Last edited: Apr 9, 2012
11. Apr 9, 2012

### LCKurtz

Your teacher "cooked" this problem up to make it work out. With the boundaries of your region given as $y-x = 0,\ y-x = 2,\ y+x^2=2,\ y+x^2=4$ the change of variables $u = y-x,\ v=y+x^2$ gives new $u,v$ boundaries $u=0,\ u=2,\ v=2,\ v=4$ which is a rectangle in the $uv$ plane. Now the Jacobian is$$J=\frac{\partial(u,v)}{\partial(x,y)}=\left |\begin{array}{cc}-1&1\\-2x&1\\ \end{array}\right | = -1-2x$$ So using the absolute value you have the change of variables formula$$dydx = \frac 1 {2x+1}dudv$$This is the point where typically you would have to solve your two equations for $x$ and $y$ in terms of $u$ and $v$ to perform the substitution which, in this problem, would require using the quadratic formula and making a mess of the problem. (This is why I didn't really examine the substitution method when I first looked at your problem).
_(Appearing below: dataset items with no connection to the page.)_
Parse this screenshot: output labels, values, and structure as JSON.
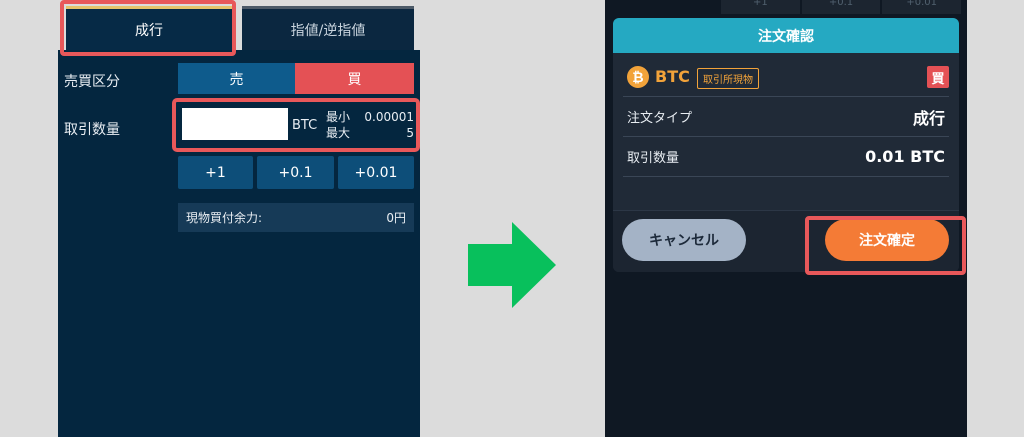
{
  "left": {
    "tabs": {
      "market": "成行",
      "limit": "指値/逆指値"
    },
    "side_label": "売買区分",
    "sell": "売",
    "buy": "買",
    "qty_label": "取引数量",
    "qty_value": "",
    "qty_unit": "BTC",
    "min_label": "最小",
    "min_value": "0.00001",
    "max_label": "最大",
    "max_value": "5",
    "increments": [
      "+1",
      "+0.1",
      "+0.01"
    ],
    "balance_label": "現物買付余力:",
    "balance_value": "0円"
  },
  "right": {
    "bg_tabs": [
      "+1",
      "+0.1",
      "+0.01"
    ],
    "modal_title": "注文確認",
    "asset_code": "BTC",
    "asset_type": "取引所現物",
    "side_badge": "買",
    "rows": [
      {
        "label": "注文タイプ",
        "value": "成行"
      },
      {
        "label": "取引数量",
        "value": "0.01 BTC"
      }
    ],
    "cancel": "キャンセル",
    "confirm": "注文確定"
  },
  "colors": {
    "highlight": "#e8585a",
    "arrow": "#08c05c",
    "buy": "#e45155",
    "confirm": "#f47b36",
    "modal_header": "#25a9c2"
  }
}
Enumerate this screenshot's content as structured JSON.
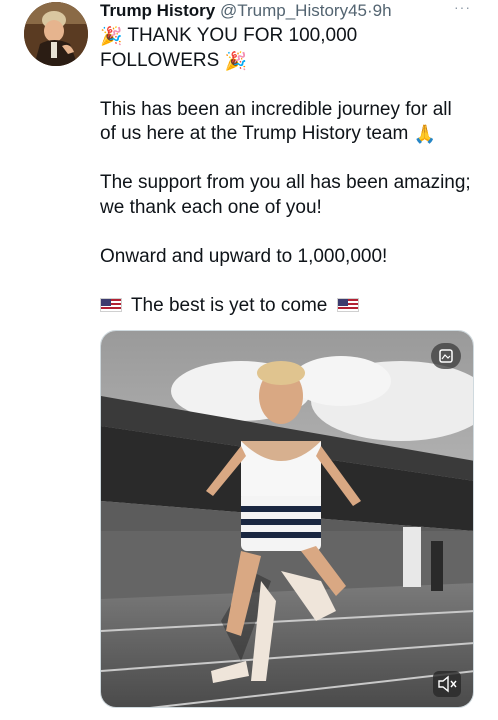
{
  "author": {
    "name": "Trump History",
    "handle": "@Trump_History45",
    "separator": "·",
    "time": "9h",
    "more": "···"
  },
  "tweet": {
    "line1": "THANK YOU FOR 100,000",
    "line2": "FOLLOWERS",
    "p2_line1": "This has been an incredible journey for all",
    "p2_line2": "of us here at the Trump History team",
    "p3_line1": "The support from you all has been amazing;",
    "p3_line2": "we thank each one of you!",
    "p4": "Onward and upward to 1,000,000!",
    "p5": "The best is yet to come"
  },
  "icons": {
    "party": "party-popper-icon",
    "pray": "folded-hands-icon",
    "flag": "us-flag-icon",
    "gif": "alt-media-icon",
    "mute": "volume-mute-icon"
  }
}
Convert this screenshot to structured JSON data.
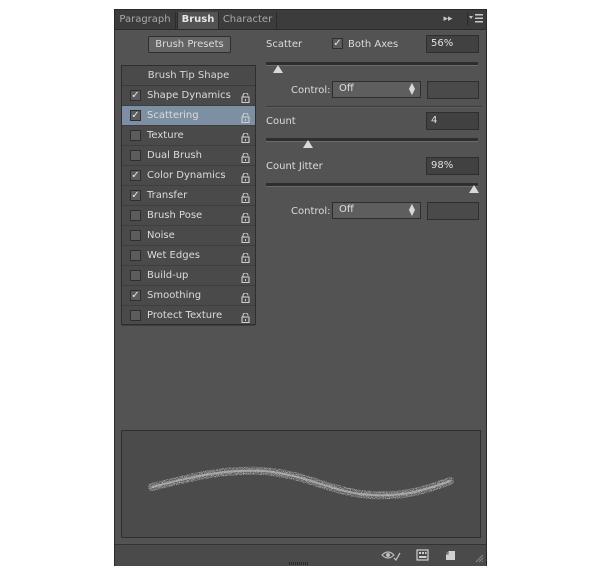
{
  "tabs": [
    "Paragraph",
    "Brush",
    "Character"
  ],
  "brush_presets_label": "Brush Presets",
  "list": {
    "header": "Brush Tip Shape",
    "items": [
      {
        "label": "Shape Dynamics",
        "checked": true,
        "selected": false
      },
      {
        "label": "Scattering",
        "checked": true,
        "selected": true
      },
      {
        "label": "Texture",
        "checked": false,
        "selected": false
      },
      {
        "label": "Dual Brush",
        "checked": false,
        "selected": false
      },
      {
        "label": "Color Dynamics",
        "checked": true,
        "selected": false
      },
      {
        "label": "Transfer",
        "checked": true,
        "selected": false
      },
      {
        "label": "Brush Pose",
        "checked": false,
        "selected": false
      },
      {
        "label": "Noise",
        "checked": false,
        "selected": false
      },
      {
        "label": "Wet Edges",
        "checked": false,
        "selected": false
      },
      {
        "label": "Build-up",
        "checked": false,
        "selected": false
      },
      {
        "label": "Smoothing",
        "checked": true,
        "selected": false
      },
      {
        "label": "Protect Texture",
        "checked": false,
        "selected": false
      }
    ]
  },
  "scatter": {
    "label": "Scatter",
    "both_axes_label": "Both Axes",
    "both_axes_checked": true,
    "value": "56%",
    "level": 0.056
  },
  "control1": {
    "label": "Control:",
    "value": "Off"
  },
  "count": {
    "label": "Count",
    "value": "4",
    "level": 0.2
  },
  "count_jitter": {
    "label": "Count Jitter",
    "value": "98%",
    "level": 0.98
  },
  "control2": {
    "label": "Control:",
    "value": "Off"
  },
  "icons": {
    "panel_menu": "panel-menu-icon",
    "collapse": "collapse-arrows-icon",
    "eye": "visibility-eye-icon",
    "grid": "brush-panel-grid-icon",
    "new": "new-preset-icon"
  },
  "colors": {
    "selected_row": "#7d8fa3",
    "panel_bg": "#535353"
  }
}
But the original integral was$$\iint_R(2x+1)(x-y)dydx$$Look what happens when you substitute in for $dxdy$. You get$$\int_2^4\int_0^2(x-y)dudv$$ because the $2x+1$ factors cancel. You would still normally have to substitute in the $x$ and $y$, but what luck, that $(x-y)$ just happens to be $-u$, so your new integral is$$\int_2^4\int_0^2(-u)dudv$$So this problem works magically, without ever having to back-solve your substitution. That's why I say it is a "cooked up" example.

12. Apr 12, 2012

### sharks

I had tried to work it out again when i first looked at the solution, but i got stuck at substituting for x and y in (x-y) as it became too complicated. It didn't occur to me that (-u) did the trick!

Unfortunately, the "cook up" literally cooked up everyone's grades for that test... Hopefully, my end-of-year exams in 3 weeks won't be so tough.

Thank you, LCKurtz, for your clear explanation. Your help is much appreciated.